Oddly parallel news articles this week: one from Oregon, where Measure 37 land-use is currently the law; and one from Washington, where Initiative 933 would do even more to reduce community input into land-use decisions.

On Maury Island, Washington a group of residents is trying to stop a gravel and sand mine from starting operations, which will include barge traffic near homes. The community just lost a round in court and it looks like the mine will probably get the nod from officials.

In southern Oregon, residents of the small town of Applegate are also trying to stop a gravel and sand mine from starting operations, which will include heavy truck traffic on narrow rural roads.

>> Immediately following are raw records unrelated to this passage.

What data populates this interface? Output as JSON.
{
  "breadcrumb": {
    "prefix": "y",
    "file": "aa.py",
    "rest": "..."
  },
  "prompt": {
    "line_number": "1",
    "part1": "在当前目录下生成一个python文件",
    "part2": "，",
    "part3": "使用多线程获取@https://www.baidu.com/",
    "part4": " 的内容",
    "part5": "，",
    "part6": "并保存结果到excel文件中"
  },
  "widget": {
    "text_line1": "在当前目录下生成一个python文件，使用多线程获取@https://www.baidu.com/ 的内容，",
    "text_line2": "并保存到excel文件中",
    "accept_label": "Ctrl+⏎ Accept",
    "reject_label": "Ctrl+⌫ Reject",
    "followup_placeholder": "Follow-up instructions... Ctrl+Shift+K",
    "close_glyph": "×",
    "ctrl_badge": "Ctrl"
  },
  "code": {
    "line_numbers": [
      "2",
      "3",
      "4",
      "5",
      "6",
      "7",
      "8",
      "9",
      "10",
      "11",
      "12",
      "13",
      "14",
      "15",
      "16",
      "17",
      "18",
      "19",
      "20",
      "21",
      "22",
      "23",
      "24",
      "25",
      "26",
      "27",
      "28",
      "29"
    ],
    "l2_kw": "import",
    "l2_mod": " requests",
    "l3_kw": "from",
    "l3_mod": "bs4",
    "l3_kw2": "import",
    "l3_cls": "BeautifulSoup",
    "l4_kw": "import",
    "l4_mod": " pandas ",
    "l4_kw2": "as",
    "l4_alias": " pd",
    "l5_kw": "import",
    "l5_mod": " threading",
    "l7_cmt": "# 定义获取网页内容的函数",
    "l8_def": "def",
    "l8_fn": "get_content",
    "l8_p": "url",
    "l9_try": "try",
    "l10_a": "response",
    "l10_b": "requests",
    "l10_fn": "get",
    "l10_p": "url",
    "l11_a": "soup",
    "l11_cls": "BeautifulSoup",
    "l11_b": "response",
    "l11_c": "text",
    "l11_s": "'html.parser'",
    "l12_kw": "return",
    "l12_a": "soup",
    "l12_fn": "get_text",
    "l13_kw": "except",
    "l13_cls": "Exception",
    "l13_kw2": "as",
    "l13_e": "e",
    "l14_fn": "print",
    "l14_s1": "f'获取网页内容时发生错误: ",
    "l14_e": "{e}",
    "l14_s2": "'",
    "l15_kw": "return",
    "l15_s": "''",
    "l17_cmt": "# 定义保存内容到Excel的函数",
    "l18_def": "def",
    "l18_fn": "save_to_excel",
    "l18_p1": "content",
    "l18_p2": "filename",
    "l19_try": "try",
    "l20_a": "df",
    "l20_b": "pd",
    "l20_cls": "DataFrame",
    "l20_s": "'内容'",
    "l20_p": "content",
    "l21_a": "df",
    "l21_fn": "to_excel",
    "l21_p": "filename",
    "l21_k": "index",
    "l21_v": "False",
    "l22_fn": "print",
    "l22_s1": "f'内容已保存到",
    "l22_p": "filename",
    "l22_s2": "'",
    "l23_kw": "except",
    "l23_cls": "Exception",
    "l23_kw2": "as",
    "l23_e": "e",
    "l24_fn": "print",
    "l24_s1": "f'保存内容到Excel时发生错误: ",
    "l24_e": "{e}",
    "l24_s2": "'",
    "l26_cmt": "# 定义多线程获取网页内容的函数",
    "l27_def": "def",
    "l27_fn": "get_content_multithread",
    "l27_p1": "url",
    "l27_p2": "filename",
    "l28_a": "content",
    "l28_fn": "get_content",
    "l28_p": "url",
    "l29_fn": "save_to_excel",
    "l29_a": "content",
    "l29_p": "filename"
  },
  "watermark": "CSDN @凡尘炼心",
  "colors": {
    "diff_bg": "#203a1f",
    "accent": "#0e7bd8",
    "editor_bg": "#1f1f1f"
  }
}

The community is worried that near-unrestricted mining activities will damage the budding tourist industry and diminish quality of life.

What’s the difference between these two stories?

In Washington, neighbors and community groups have an opportunity to weigh in on land use decisions. It doesn’t mean that they will always get their way—and it looks like they’re going to lose this one—but Washington’s land-use laws at least let them attempt to determine how their island develops.

Not so in Oregon, where the mine is basically a fait accompli. A successful Measure 37 claim effectively silences local opposition (and Washington’s I-933 would be much, much more aggressive). 

The gravel mine lawyer in Oregon eloquently describes how measure 37 helps the mining interests at the expense of rural neighbors: “We’d be dead in the water without it.”